In the clear light of day, I was certain I didn’t want to go through with it. But my grandfather’s card lingered in my mind, so going to see a doctor seemed like a good idea.

My grandfather didn’t have an autopsy. There were no suspicious signs surrounding his passing, just an incredibly old man dying in his sleep. Our family doctor had confirmed the death when my grandmother called him to the house. The house call was unusual, but he’d been my grandfather’s doctor for the last thirty years, and so he came.

Dr. Wheelbarrow’s practice was in a suite of offices in Westmount Square. I showed up without an appointment, but I knew from experience that if you were willing to sit there long enough, he’d generally fit you in. After two hours of playing SimCity on my iPhone, I was called into his office.

The doctor greeted me and told me to disrobe.

“Oh, I’m not here for me,” I said, clutching the edges of my sweater. “I wanted to know if there was anything suspicious about my grandfather’s death.”

“He died from natural causes.”

“I know, but I thought maybe... Are you sure there wasn’t anything unusual?”

He sat back in his chair, tapping his finger against his lip. “What are you getting at?”

“Can I confide something in you?”

“Of course.”

“I have reason to believe my grandfather didn’t die naturally.”

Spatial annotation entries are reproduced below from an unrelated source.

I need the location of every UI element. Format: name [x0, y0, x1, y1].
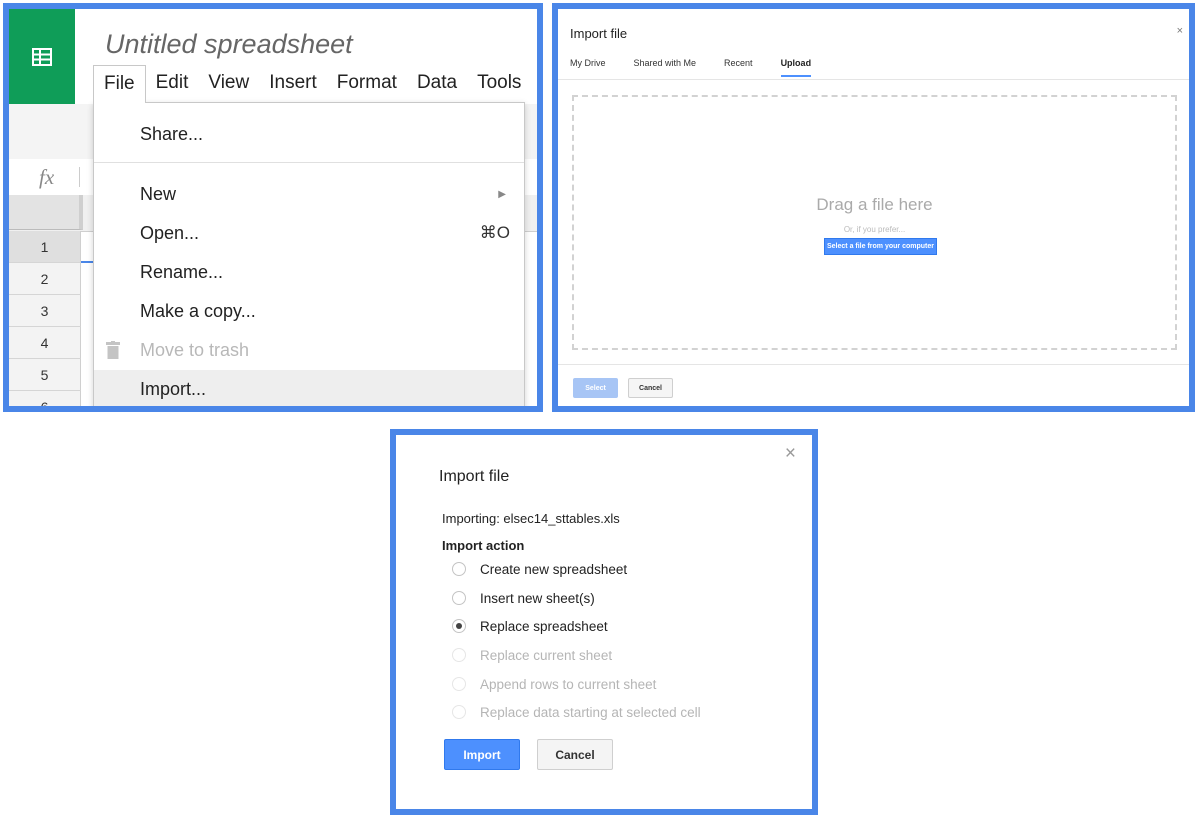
menu-item-new[interactable]: New ▶: [94, 175, 524, 213]
option-replace-data-at-cell: Replace data starting at selected cell: [452, 702, 701, 722]
prefer-hint: Or, if you prefer...: [843, 225, 906, 234]
menu-item-open[interactable]: Open... ⌘O: [94, 214, 524, 252]
trash-icon: [106, 341, 120, 359]
menu-item-label: Open...: [140, 222, 200, 243]
spreadsheet-panel: Untitled spreadsheet File Edit View Inse…: [3, 3, 543, 412]
shortcut-label: ⌘O: [479, 223, 510, 242]
radio-button-disabled: [452, 648, 466, 662]
cancel-button[interactable]: Cancel: [537, 739, 613, 770]
importing-filename: Importing: elsec14_sttables.xls: [442, 511, 620, 526]
menu-item-label: Import...: [140, 378, 207, 399]
option-label: Insert new sheet(s): [480, 590, 595, 606]
radio-button[interactable]: [452, 562, 466, 576]
tab-shared-with-me[interactable]: Shared with Me: [634, 58, 697, 77]
tab-recent[interactable]: Recent: [724, 58, 753, 77]
menu-item-label: New: [140, 183, 177, 204]
radio-button[interactable]: [452, 591, 466, 605]
sheets-logo[interactable]: [9, 9, 75, 104]
menu-item-label: Rename...: [140, 261, 224, 282]
option-replace-spreadsheet[interactable]: Replace spreadsheet: [452, 616, 608, 636]
row-header-6[interactable]: 6: [9, 391, 81, 406]
footer-divider: [558, 364, 1189, 365]
menu-data[interactable]: Data: [407, 65, 467, 103]
row-header-2[interactable]: 2: [9, 263, 81, 295]
close-icon[interactable]: ×: [1177, 25, 1183, 37]
row-headers: 1 2 3 4 5 6: [9, 231, 81, 406]
row-header-4[interactable]: 4: [9, 327, 81, 359]
menu-view[interactable]: View: [198, 65, 259, 103]
select-button[interactable]: Select: [573, 378, 618, 398]
upload-dialog-panel: Import file × My Drive Shared with Me Re…: [552, 3, 1195, 412]
option-replace-current-sheet: Replace current sheet: [452, 645, 612, 665]
menu-file[interactable]: File: [93, 65, 146, 103]
close-icon[interactable]: ×: [785, 443, 796, 465]
drag-hint: Drag a file here: [816, 195, 933, 214]
menu-item-share[interactable]: Share...: [94, 115, 524, 153]
menu-insert[interactable]: Insert: [259, 65, 327, 103]
dialog-title: Import file: [570, 26, 628, 41]
tab-upload[interactable]: Upload: [780, 58, 812, 77]
option-label: Replace data starting at selected cell: [480, 704, 701, 720]
option-label: Create new spreadsheet: [480, 561, 628, 577]
select-file-button[interactable]: Select a file from your computer: [824, 238, 937, 255]
tab-divider: [558, 79, 1189, 80]
option-label: Append rows to current sheet: [480, 676, 657, 692]
import-action-heading: Import action: [442, 538, 525, 553]
menu-bar: File Edit View Insert Format Data Tools: [93, 65, 531, 103]
cancel-button[interactable]: Cancel: [628, 378, 673, 398]
menu-item-rename[interactable]: Rename...: [94, 253, 524, 291]
menu-item-move-to-trash: Move to trash: [94, 331, 524, 369]
option-append-rows: Append rows to current sheet: [452, 674, 656, 694]
menu-edit[interactable]: Edit: [146, 65, 199, 103]
dialog-title: Import file: [439, 468, 510, 485]
menu-item-label: Move to trash: [140, 339, 250, 360]
row-header-3[interactable]: 3: [9, 295, 81, 327]
menu-item-label: Make a copy...: [140, 300, 256, 321]
option-label: Replace spreadsheet: [480, 618, 608, 634]
file-drop-zone[interactable]: Drag a file here Or, if you prefer... Se…: [572, 95, 1177, 350]
menu-item-make-copy[interactable]: Make a copy...: [94, 292, 524, 330]
sheets-grid-icon: [32, 47, 52, 66]
fx-icon: fx: [39, 165, 55, 189]
source-tabs: My Drive Shared with Me Recent Upload: [570, 58, 839, 77]
menu-item-import[interactable]: Import...: [94, 370, 524, 406]
menu-separator: [94, 162, 524, 163]
tab-my-drive[interactable]: My Drive: [570, 58, 606, 77]
import-button[interactable]: Import: [444, 739, 520, 770]
menu-format[interactable]: Format: [327, 65, 407, 103]
formula-divider: [79, 167, 80, 187]
menu-tools[interactable]: Tools: [467, 65, 531, 103]
option-create-new-spreadsheet[interactable]: Create new spreadsheet: [452, 559, 627, 579]
document-title[interactable]: Untitled spreadsheet: [105, 29, 353, 60]
submenu-arrow-icon: ▶: [498, 188, 506, 200]
radio-button-disabled: [452, 677, 466, 691]
radio-button-disabled: [452, 705, 466, 719]
file-menu-dropdown: Share... New ▶ Open... ⌘O Rename... Make…: [93, 102, 525, 406]
radio-button-selected[interactable]: [452, 619, 466, 633]
select-all-corner[interactable]: [9, 195, 83, 230]
option-insert-new-sheets[interactable]: Insert new sheet(s): [452, 588, 595, 608]
import-action-panel: × Import file Importing: elsec14_sttable…: [390, 429, 818, 815]
menu-item-label: Share...: [140, 123, 204, 144]
row-header-1[interactable]: 1: [9, 231, 81, 263]
option-label: Replace current sheet: [480, 647, 613, 663]
row-header-5[interactable]: 5: [9, 359, 81, 391]
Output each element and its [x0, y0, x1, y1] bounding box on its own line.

“And what reason is that?”

I realized how silly it might sound, but forged ahead: “He told me.”

“He told you?”

“Yes.”

“How?”

“He wrote me a letter. A card. For my birthday.” I described what the card said. How I’d gotten it after he’d died.

“So he knew he was going to be murdered before it happened?”

“Well, he was suspicious, obviously.”

“My dear girl.”

“Okay, I know. It sounds ridiculous. But why else would he have written that to me?”

“I can’t answer that for you, my dear.” He glanced at his watch. “I have patients to see.”

“I’ll go, but if something occurs to you, will you please let me know?”

“I’ll think on it.”

III

A Solution, Perhaps

I spent a fruitless day at the office catching up on paperwork from my last case — a missing dog, a hundred-dollar fee; does anyone dream of this for a living? But really I was turning over my grandfather’s puzzle. It’s a joke; it’s for real; he was losing it. All of these seemed equally plausible, and I felt dumb with the weight of it all.